THE NEED FOR BALANCE
I’m a big fan of the healthy food plate. It ensures that there is the right mix of protein (for growth and repair), complex carb (for energy) and fibre (for nutrients and a healthy bowel). And then you add some essential fats. Here it is:
On a vegetarian plan it meant these were my options:
Protein: Eggs, cheese, yoghurt, beans, pulses, nuts, seeds, quinoa
Complex carbs – Bread, pasta, rice, oats, root vegetables
Fibre – All other fruits and vegetables
Essential Fats – Olive oil, nuts, seeds, avocado, chia seeds
WHAT WE ACTUALLY ATE!
So, what did we eat? Well I certainly did try out A LOT of new recipes and not all were a hit but certainly some will now feature more regularly in our diet:
- Black bean & Sweet Potato Hash with Egg and Parmesan
- Falafel Scotch Eggs, Sweet Potato Wedges and Veg (a killer to make but SO worth it!)
- Vegetarian Lasagne
- Vegetarian Chili
- Vegan Fajitas (but then I had to add cheese and sour cream!)
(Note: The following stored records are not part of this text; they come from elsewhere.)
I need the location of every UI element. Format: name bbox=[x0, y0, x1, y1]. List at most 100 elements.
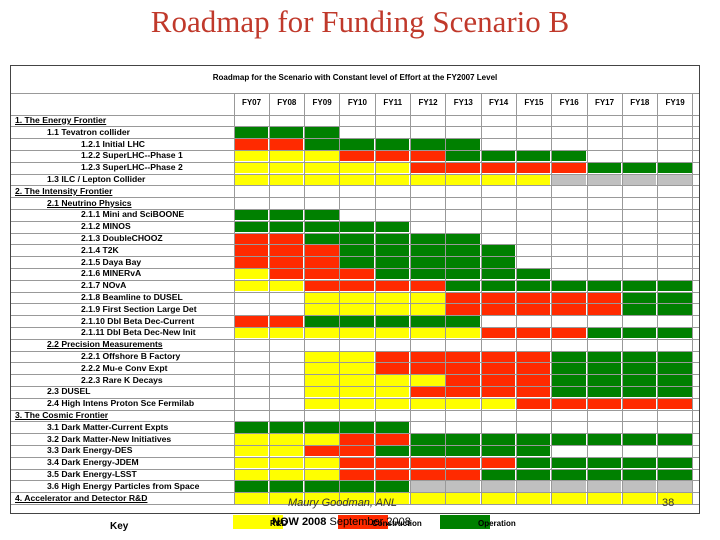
footer-date: September 2008 bbox=[329, 516, 411, 528]
schedule-cell bbox=[587, 292, 621, 303]
schedule-cell bbox=[587, 362, 621, 374]
schedule-cell bbox=[657, 280, 692, 292]
grid-line bbox=[445, 93, 447, 505]
schedule-cell bbox=[304, 150, 339, 162]
schedule-cell bbox=[304, 303, 339, 315]
grid-line bbox=[374, 93, 376, 505]
schedule-cell bbox=[445, 351, 480, 362]
grid-line bbox=[11, 185, 699, 187]
schedule-cell bbox=[622, 351, 657, 362]
schedule-cell bbox=[375, 256, 410, 268]
schedule-cell bbox=[339, 221, 374, 233]
schedule-cell bbox=[234, 268, 268, 280]
schedule-cell bbox=[516, 374, 551, 386]
schedule-cell bbox=[375, 445, 410, 457]
schedule-cell bbox=[234, 138, 268, 150]
schedule-cell bbox=[304, 244, 339, 256]
row-label: 3.2 Dark Matter-New Initiatives bbox=[47, 433, 172, 444]
schedule-cell bbox=[410, 492, 445, 504]
schedule-cell bbox=[445, 492, 480, 504]
schedule-cell bbox=[551, 174, 586, 185]
schedule-cell bbox=[234, 256, 268, 268]
schedule-cell bbox=[445, 315, 480, 327]
schedule-cell bbox=[410, 268, 445, 280]
year-header: FY09 bbox=[312, 98, 332, 107]
row-label: 2.2.2 Mu-e Conv Expt bbox=[81, 362, 168, 373]
grid-line bbox=[11, 126, 699, 128]
schedule-cell bbox=[339, 480, 374, 492]
schedule-cell bbox=[304, 221, 339, 233]
row-label: 1.2.3 SuperLHC--Phase 2 bbox=[81, 162, 183, 173]
schedule-cell bbox=[410, 174, 445, 185]
schedule-cell bbox=[304, 256, 339, 268]
grid-line bbox=[480, 93, 482, 505]
schedule-cell bbox=[339, 150, 374, 162]
schedule-cell bbox=[375, 351, 410, 362]
schedule-cell bbox=[516, 327, 551, 339]
schedule-cell bbox=[410, 457, 445, 469]
grid-line bbox=[11, 220, 699, 222]
schedule-cell bbox=[410, 315, 445, 327]
schedule-cell bbox=[269, 174, 304, 185]
schedule-cell bbox=[657, 457, 692, 469]
schedule-cell bbox=[445, 469, 480, 480]
schedule-cell bbox=[269, 492, 304, 504]
year-header: FY13 bbox=[453, 98, 473, 107]
grid-line bbox=[11, 267, 699, 269]
schedule-cell bbox=[339, 292, 374, 303]
grid-line bbox=[11, 279, 699, 281]
schedule-cell bbox=[657, 162, 692, 174]
schedule-cell bbox=[234, 280, 268, 292]
schedule-cell bbox=[269, 327, 304, 339]
schedule-cell bbox=[410, 244, 445, 256]
schedule-cell bbox=[304, 351, 339, 362]
schedule-cell bbox=[339, 492, 374, 504]
footer-event: NOW 2008 September 2008 bbox=[272, 516, 411, 528]
row-label: 2.3 DUSEL bbox=[47, 386, 91, 397]
table-caption: Roadmap for the Scenario with Constant l… bbox=[212, 73, 498, 82]
grid-line bbox=[586, 93, 588, 505]
row-label: 3.5 Dark Energy-LSST bbox=[47, 469, 137, 479]
schedule-cell bbox=[234, 421, 268, 433]
row-label: 1.2.1 Initial LHC bbox=[81, 138, 145, 149]
schedule-cell bbox=[304, 421, 339, 433]
row-label: 2.1.1 Mini and SciBOONE bbox=[81, 209, 185, 220]
schedule-cell bbox=[375, 374, 410, 386]
slide-title: Roadmap for Funding Scenario B bbox=[150, 4, 570, 39]
schedule-cell bbox=[375, 386, 410, 398]
grid-line bbox=[268, 93, 270, 505]
schedule-cell bbox=[269, 209, 304, 221]
schedule-cell bbox=[234, 209, 268, 221]
row-label: 2.2.1 Offshore B Factory bbox=[81, 351, 181, 361]
schedule-cell bbox=[234, 126, 268, 138]
schedule-cell bbox=[269, 268, 304, 280]
schedule-cell bbox=[339, 445, 374, 457]
row-label: 2.1.6 MINERvA bbox=[81, 268, 142, 279]
schedule-cell bbox=[516, 268, 551, 280]
year-header: FY12 bbox=[418, 98, 438, 107]
schedule-cell bbox=[375, 480, 410, 492]
schedule-cell bbox=[551, 351, 586, 362]
schedule-cell bbox=[657, 303, 692, 315]
roadmap-table: Roadmap for the Scenario with Constant l… bbox=[10, 65, 700, 514]
schedule-cell bbox=[481, 174, 516, 185]
schedule-cell bbox=[234, 480, 268, 492]
schedule-cell bbox=[516, 150, 551, 162]
schedule-cell bbox=[481, 150, 516, 162]
schedule-cell bbox=[445, 374, 480, 386]
schedule-cell bbox=[622, 398, 657, 410]
schedule-cell bbox=[587, 174, 621, 185]
schedule-cell bbox=[375, 421, 410, 433]
schedule-cell bbox=[445, 244, 480, 256]
schedule-cell bbox=[516, 480, 551, 492]
schedule-cell bbox=[445, 445, 480, 457]
schedule-cell bbox=[622, 292, 657, 303]
schedule-cell bbox=[375, 268, 410, 280]
schedule-cell bbox=[622, 433, 657, 445]
schedule-cell bbox=[375, 150, 410, 162]
schedule-cell bbox=[410, 233, 445, 244]
schedule-cell bbox=[339, 469, 374, 480]
schedule-cell bbox=[445, 362, 480, 374]
row-label: 2.2 Precision Measurements bbox=[47, 339, 163, 350]
schedule-cell bbox=[657, 469, 692, 480]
- Cheese & Tomato Quiche (and leftovers helped at lunchtime)
- Pea & Asparagus Risotto
- Bean & Feta Burgers with Homemade Wedges
- Sweet Potato & Cashew Curry
- Coconut, Lentil & Butternut Curry
- Pasta with Spicy Tomato & Lentil Sauce
- Homemade Margherita Pizza
- Jamaican Corn Stew (packed with yellow split peas)
- Spinach & Ricotta Pasties (I even made the wholemeal pastry!)
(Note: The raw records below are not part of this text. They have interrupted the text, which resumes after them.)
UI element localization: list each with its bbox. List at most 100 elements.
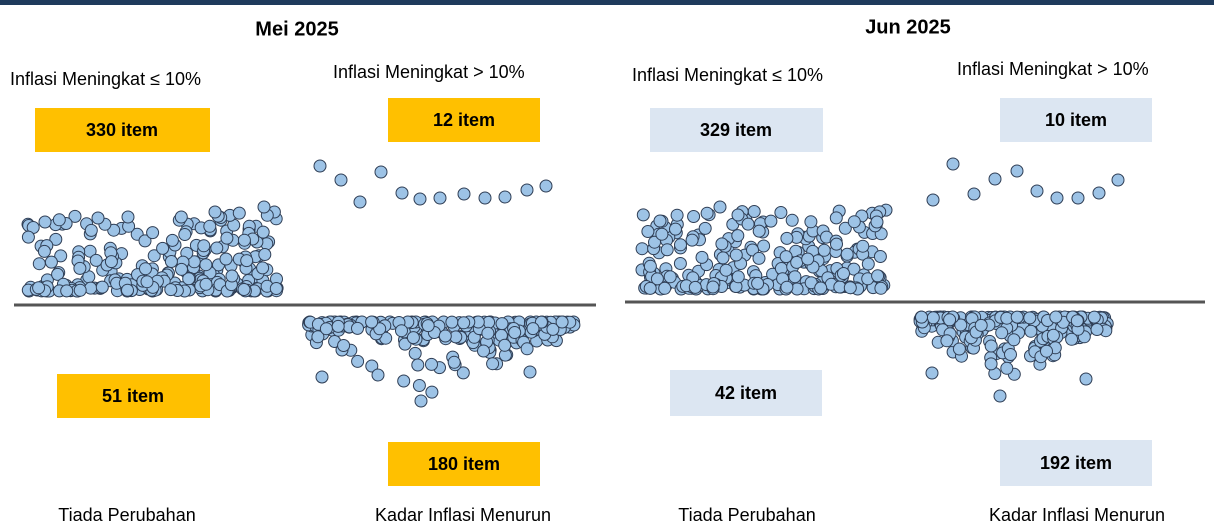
dot bbox=[641, 225, 655, 238]
dot bbox=[1049, 310, 1063, 324]
panel-title: Mei 2025 bbox=[255, 18, 338, 40]
dot bbox=[60, 284, 74, 298]
quadrant-label: Inflasi Meningkat > 10% bbox=[957, 59, 1149, 79]
dot bbox=[315, 370, 329, 384]
dot bbox=[498, 338, 512, 352]
dot bbox=[478, 191, 492, 205]
quadrant-label: Kadar Inflasi Menurun bbox=[989, 505, 1165, 525]
dot bbox=[495, 317, 509, 331]
dot bbox=[757, 239, 771, 253]
dot bbox=[926, 193, 940, 207]
dot bbox=[486, 357, 500, 371]
dot bbox=[943, 313, 957, 327]
dot bbox=[670, 208, 684, 222]
dot bbox=[395, 186, 409, 200]
dot bbox=[1046, 328, 1060, 342]
dot bbox=[178, 228, 192, 241]
dot bbox=[984, 339, 998, 353]
dot bbox=[1111, 173, 1125, 187]
dot bbox=[73, 283, 87, 297]
dot bbox=[1030, 184, 1044, 198]
dot bbox=[655, 227, 669, 241]
dot bbox=[817, 243, 831, 257]
dot bbox=[700, 206, 714, 220]
dot bbox=[351, 354, 365, 368]
dot bbox=[747, 205, 761, 218]
dot bbox=[311, 330, 325, 344]
dot bbox=[731, 208, 745, 222]
quadrant-label: Inflasi Meningkat > 10% bbox=[333, 62, 525, 82]
dot bbox=[1090, 323, 1104, 336]
dot bbox=[32, 257, 46, 271]
count: 329 item bbox=[700, 120, 772, 140]
dot bbox=[1040, 344, 1053, 358]
dot bbox=[829, 211, 843, 225]
dot bbox=[54, 249, 68, 263]
dot bbox=[674, 238, 687, 252]
dot bbox=[32, 281, 46, 295]
dot bbox=[984, 357, 998, 371]
dot bbox=[197, 239, 211, 253]
dot bbox=[95, 280, 109, 294]
dot bbox=[731, 229, 745, 243]
dot bbox=[1071, 191, 1085, 205]
dot bbox=[801, 252, 815, 266]
dot bbox=[365, 315, 379, 329]
dot bbox=[643, 259, 657, 273]
dot bbox=[780, 231, 794, 245]
dot bbox=[199, 277, 213, 291]
dot bbox=[1010, 310, 1024, 324]
count-box bbox=[57, 374, 210, 418]
dot bbox=[814, 281, 828, 295]
dot bbox=[51, 267, 65, 281]
dot bbox=[219, 252, 233, 266]
dot bbox=[351, 321, 364, 335]
dot bbox=[457, 187, 471, 201]
dot bbox=[256, 261, 270, 275]
dot bbox=[546, 322, 560, 336]
dot bbox=[687, 210, 701, 223]
quadrant-label: Tiada Perubahan bbox=[678, 505, 815, 525]
dot bbox=[414, 394, 428, 408]
dot bbox=[433, 191, 447, 205]
dot bbox=[425, 357, 438, 371]
dot bbox=[752, 251, 766, 265]
dot bbox=[237, 233, 251, 247]
dot bbox=[1007, 333, 1021, 347]
dot bbox=[946, 157, 960, 171]
dot bbox=[447, 355, 461, 369]
dot bbox=[650, 272, 664, 286]
dot bbox=[729, 248, 743, 262]
dots bbox=[21, 157, 1125, 408]
dot bbox=[240, 254, 254, 268]
dot bbox=[741, 217, 755, 231]
dot bbox=[438, 329, 452, 343]
count: 12 item bbox=[433, 110, 495, 130]
dot bbox=[319, 322, 333, 336]
dot bbox=[1024, 324, 1038, 338]
dot bbox=[790, 255, 804, 269]
dot bbox=[731, 270, 745, 284]
dot bbox=[313, 159, 327, 173]
dot bbox=[660, 243, 674, 257]
dot bbox=[785, 213, 799, 227]
dot bbox=[182, 272, 196, 286]
dot bbox=[147, 249, 161, 263]
dot bbox=[764, 214, 778, 228]
dot bbox=[121, 283, 134, 297]
quadrant-label: Tiada Perubahan bbox=[58, 505, 195, 525]
dot bbox=[49, 232, 63, 246]
dot bbox=[1050, 191, 1064, 205]
dot bbox=[843, 281, 857, 295]
dot bbox=[164, 283, 178, 297]
dot bbox=[974, 318, 988, 332]
dot bbox=[658, 281, 672, 295]
dot bbox=[425, 385, 439, 399]
dot bbox=[1070, 314, 1084, 328]
dot bbox=[104, 255, 118, 269]
dot bbox=[952, 342, 966, 356]
dot bbox=[84, 223, 98, 237]
dot bbox=[636, 208, 650, 222]
dot bbox=[954, 318, 968, 332]
quadrant-label: Kadar Inflasi Menurun bbox=[375, 505, 551, 525]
And so within the month there was just one shop bought convenience food……..a cheese and vegetable pie. But there was no Quorn or other heavily processed meat alternative. It was 99% real wholesome ingredients
WHAT I’VE LEARNT
I’ve had a lot of lessons throughout the month but my top 7 are probably these:
- I’ve learnt that beans and pulses have to be eaten very frequently to help with the protein unless you want to look like a cheese monster or consume 50 eggs a week.
- I’ve learnt that vegetarian food does take longer to prepare because of all the chopping and layering of flavours
- I’ve learnt that, whilst vegetarian food is lovely, I am a meat eater and I did really miss it – especially fish!
- I don’t fill as full on vegetarian foods – despite the protein with each meal it just doesn’t feel as filling
- The weekly food shop is noticeably cheaper!
- I have actually enjoyed vegetarian foods and didn’t miss meat as much as I thought
- I’ve found some great new recipes that we all love
It’s the 1st February today and fish is on the menu tonight! I’ve been hankering after salmon so much and I am really looking forward to it.
Daughter #1 loved the experience, daughter #2 has really missed sausages. Even husband has enjoyed a lot of the meals and hasn’t moaned about the “lack of meat” like I thought he would.
As a family we will definitely have more vegetarian meals. Previously we had at least one but I think that needs to be more like 3 each week and then the rest mostly fish but a few meat based meals. My daughter has agreed to be mainly vegetarian but will include fish so that I know she is getting better levels of essential fats (key at any age but especially as a hormonal teen) and plenty of B12 (the nutrient most likely to lack in a vegetarian diet as its main source is meat and fish).
It’s been a great monthly challenge and I would urge everyone to give it a try!